L’Allemagne a pris l’engagement de devenir une économie neutre pour le climat d’ici 2045. L’effort à réaliser est important car, actuellement, chaque habitant émet plus de neuf tonnes de gaz à effet de serre par an, montant supérieur d’environ 50 % à celle de la France, de l’Italie ou de l’Espagne. L’Allemagne a choisi de donner la priorité à l’énergie éolienne et solaire, ainsi qu’aux réseaux d’hydrogène vert. Afin d’accélérer le processus de verdissement de la production électrique, le gouvernement a fait adopter une loi visant à raccourcir les délais d’approbations des projets de développement des nouveaux réseaux électriques. Cette année, le gouvernement d’Olaf Scholz a plus que doublé le nombre d’appels d’offres pour les parcs éoliens terrestres. Chaque année, quatre à cinq éoliennes doivent être installées en Allemagne où la population se montre moins opposée que celle de la France face à ce type d’énergie. D’ici 2030, 80 % de la production électrique allemande devraient provenir d’énergies renouvelables. 

Le défi de la digitalisation 

Comme la France, l’Allemagne est en retard en matière de digitalisation.

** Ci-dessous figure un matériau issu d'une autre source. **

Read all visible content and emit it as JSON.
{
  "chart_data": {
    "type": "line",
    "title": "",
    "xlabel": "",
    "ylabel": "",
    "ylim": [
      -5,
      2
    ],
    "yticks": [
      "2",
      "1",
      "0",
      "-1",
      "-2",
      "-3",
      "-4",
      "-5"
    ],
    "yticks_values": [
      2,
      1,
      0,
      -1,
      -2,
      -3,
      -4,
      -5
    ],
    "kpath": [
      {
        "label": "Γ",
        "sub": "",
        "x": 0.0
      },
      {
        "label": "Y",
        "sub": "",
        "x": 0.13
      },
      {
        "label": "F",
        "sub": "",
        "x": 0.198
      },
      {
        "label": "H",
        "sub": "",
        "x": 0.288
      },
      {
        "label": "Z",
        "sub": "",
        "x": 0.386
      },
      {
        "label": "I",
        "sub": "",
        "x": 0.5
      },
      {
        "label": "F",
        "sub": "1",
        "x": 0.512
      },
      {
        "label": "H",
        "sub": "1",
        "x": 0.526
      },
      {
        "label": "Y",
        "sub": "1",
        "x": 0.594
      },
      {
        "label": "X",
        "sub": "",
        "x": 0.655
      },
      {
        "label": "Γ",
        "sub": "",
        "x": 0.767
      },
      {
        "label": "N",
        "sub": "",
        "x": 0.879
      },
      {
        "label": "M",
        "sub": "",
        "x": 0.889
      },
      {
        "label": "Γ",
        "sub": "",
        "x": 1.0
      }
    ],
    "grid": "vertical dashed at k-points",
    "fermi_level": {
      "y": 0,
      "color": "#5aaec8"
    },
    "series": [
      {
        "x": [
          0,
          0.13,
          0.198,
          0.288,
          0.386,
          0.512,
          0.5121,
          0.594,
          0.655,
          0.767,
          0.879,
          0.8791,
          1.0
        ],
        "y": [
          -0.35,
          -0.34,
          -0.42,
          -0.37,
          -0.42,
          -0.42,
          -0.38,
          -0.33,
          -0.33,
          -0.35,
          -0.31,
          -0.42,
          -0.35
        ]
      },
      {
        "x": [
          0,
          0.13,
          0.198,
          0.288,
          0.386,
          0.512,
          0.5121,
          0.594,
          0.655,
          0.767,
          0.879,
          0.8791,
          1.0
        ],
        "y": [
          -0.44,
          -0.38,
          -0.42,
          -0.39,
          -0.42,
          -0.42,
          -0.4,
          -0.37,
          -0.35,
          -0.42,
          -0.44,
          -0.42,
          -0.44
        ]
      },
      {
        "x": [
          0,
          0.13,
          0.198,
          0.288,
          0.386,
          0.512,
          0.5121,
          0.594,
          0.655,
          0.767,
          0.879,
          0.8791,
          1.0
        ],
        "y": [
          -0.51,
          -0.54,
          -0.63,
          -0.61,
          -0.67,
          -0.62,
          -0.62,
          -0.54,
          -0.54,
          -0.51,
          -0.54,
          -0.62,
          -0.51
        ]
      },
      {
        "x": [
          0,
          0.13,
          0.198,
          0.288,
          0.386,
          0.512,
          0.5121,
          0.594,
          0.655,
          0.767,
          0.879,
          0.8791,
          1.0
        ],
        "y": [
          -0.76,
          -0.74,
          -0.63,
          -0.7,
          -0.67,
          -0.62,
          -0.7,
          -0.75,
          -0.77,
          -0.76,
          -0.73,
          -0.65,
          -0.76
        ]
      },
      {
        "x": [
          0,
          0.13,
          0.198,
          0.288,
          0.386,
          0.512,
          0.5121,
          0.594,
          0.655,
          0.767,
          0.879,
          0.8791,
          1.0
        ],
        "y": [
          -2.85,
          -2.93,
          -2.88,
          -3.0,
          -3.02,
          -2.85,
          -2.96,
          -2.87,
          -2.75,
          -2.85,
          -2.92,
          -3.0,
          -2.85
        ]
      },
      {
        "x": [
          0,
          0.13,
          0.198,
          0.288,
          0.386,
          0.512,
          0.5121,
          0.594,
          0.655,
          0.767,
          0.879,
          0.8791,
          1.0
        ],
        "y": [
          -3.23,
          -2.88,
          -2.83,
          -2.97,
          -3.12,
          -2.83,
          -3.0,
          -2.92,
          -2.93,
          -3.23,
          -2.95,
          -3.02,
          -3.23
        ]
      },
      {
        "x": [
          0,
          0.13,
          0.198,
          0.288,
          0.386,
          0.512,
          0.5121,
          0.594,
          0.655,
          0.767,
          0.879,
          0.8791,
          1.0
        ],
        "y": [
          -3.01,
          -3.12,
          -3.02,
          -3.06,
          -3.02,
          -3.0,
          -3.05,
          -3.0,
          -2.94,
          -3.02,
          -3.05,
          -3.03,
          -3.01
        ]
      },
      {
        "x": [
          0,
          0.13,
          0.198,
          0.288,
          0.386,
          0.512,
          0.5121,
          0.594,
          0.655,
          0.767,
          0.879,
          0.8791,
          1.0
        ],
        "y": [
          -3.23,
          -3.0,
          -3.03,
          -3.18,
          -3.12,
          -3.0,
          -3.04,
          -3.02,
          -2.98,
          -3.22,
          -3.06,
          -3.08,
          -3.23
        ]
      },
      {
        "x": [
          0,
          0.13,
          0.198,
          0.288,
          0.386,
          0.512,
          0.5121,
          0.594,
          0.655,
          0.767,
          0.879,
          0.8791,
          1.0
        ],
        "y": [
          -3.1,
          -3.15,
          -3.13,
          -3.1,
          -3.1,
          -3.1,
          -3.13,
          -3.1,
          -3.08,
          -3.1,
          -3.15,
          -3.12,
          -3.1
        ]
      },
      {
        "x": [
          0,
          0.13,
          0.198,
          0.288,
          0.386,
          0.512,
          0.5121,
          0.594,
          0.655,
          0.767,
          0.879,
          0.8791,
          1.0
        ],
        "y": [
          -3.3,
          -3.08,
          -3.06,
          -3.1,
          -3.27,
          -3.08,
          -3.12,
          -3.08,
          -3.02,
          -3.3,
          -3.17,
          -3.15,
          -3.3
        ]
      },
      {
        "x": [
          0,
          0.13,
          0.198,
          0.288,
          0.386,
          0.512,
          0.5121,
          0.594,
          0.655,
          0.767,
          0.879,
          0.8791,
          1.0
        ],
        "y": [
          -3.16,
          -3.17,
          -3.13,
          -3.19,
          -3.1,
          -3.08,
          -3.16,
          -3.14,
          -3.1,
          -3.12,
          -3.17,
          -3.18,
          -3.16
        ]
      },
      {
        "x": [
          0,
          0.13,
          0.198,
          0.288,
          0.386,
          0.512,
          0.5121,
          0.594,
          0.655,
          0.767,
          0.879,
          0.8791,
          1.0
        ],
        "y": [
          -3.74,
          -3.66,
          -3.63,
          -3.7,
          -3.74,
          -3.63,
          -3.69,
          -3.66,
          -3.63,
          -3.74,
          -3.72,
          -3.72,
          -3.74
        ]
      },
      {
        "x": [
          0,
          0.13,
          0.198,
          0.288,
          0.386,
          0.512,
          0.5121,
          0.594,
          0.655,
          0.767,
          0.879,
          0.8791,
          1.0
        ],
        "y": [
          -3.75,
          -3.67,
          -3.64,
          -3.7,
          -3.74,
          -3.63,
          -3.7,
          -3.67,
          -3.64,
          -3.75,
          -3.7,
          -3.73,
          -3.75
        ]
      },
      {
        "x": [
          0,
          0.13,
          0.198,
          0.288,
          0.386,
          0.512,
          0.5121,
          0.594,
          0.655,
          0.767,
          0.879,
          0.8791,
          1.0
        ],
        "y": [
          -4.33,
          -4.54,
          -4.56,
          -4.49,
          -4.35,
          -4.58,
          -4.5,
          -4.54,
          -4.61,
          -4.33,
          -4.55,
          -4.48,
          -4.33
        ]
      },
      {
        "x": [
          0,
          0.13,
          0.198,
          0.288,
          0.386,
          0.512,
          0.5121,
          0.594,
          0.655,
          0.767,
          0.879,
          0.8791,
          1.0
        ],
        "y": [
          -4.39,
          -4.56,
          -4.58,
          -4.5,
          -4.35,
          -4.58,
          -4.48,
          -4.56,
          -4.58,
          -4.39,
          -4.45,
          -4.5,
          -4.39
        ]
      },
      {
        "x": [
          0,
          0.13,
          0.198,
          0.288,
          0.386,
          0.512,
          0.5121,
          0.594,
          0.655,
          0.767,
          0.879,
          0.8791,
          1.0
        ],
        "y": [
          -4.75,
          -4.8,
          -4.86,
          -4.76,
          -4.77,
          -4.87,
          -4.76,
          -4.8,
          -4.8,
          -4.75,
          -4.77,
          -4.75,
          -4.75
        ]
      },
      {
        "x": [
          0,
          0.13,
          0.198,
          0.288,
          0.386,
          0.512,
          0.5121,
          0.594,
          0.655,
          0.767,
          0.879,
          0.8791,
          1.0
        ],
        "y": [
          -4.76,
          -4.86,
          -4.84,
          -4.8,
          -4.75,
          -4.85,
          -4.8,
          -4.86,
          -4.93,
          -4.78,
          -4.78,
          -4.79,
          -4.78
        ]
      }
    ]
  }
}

Elle se classe seulement autour de la moyenne parmi les membres de l’Union européenne en ce qui concerne l’intégration des technologies numériques par les entreprises. Son administration publique est bien plus en retard que celle de la France.

Le plan de digitalisation prévu par une loi de 2017 qui devait s’achever en 2022 n’a pas été respecté. 50 % des ménages et des entreprises allemands devraient être connectés au réseau de fibre optique d’ici 2025. En France, près des trois quarts le sont en 2022. 

Le vieillissement démographique 

De 2022, en l’état actuel de la démographie, la population active pourrait perdre 7 millions de personnes, soit une diminution de plus de 15 %. Les marges de manœuvre sont faibles car le taux d’emploi est déjà un des plus élevés de l’OCDE (77 % contre 68 % pour la France). L’âge de départ à la retraite atteint 67 ans outre-Rhin. Les pénuries de travailleurs qualifiés se multiplient. Le taux de chômage est désormais de 3 %. Face aux tensions du marché du travail, les salaires ont tendance à augmenter, ce qui pourrait nuire à la compétitivité des produits allemands. 

Le gouvernement actuel de l’Allemagne est constitué de trois partis, le SPD, les Verts et les libéraux, qui ne partagent pas les mêmes convictions sur les moyens de relever les défis. Les Verts souhaitent accélérer le verdissement de l’économie contrairement aux libéraux du FDP. Les membres du SPD essaient de concilier les uns et les autres. Attachés à l’Europe, ils sont sur ce sujet confrontés au scepticisme de leurs alliés libéraux qui apparaissent par ailleurs avant tout conservateurs. Les mauvais résultats du FDP aux dernières élections locales fragilisent la coalition. Un risque d’immobilisme n’est pas à écarter au moment où l’Allemagne se doit de changer son modèle.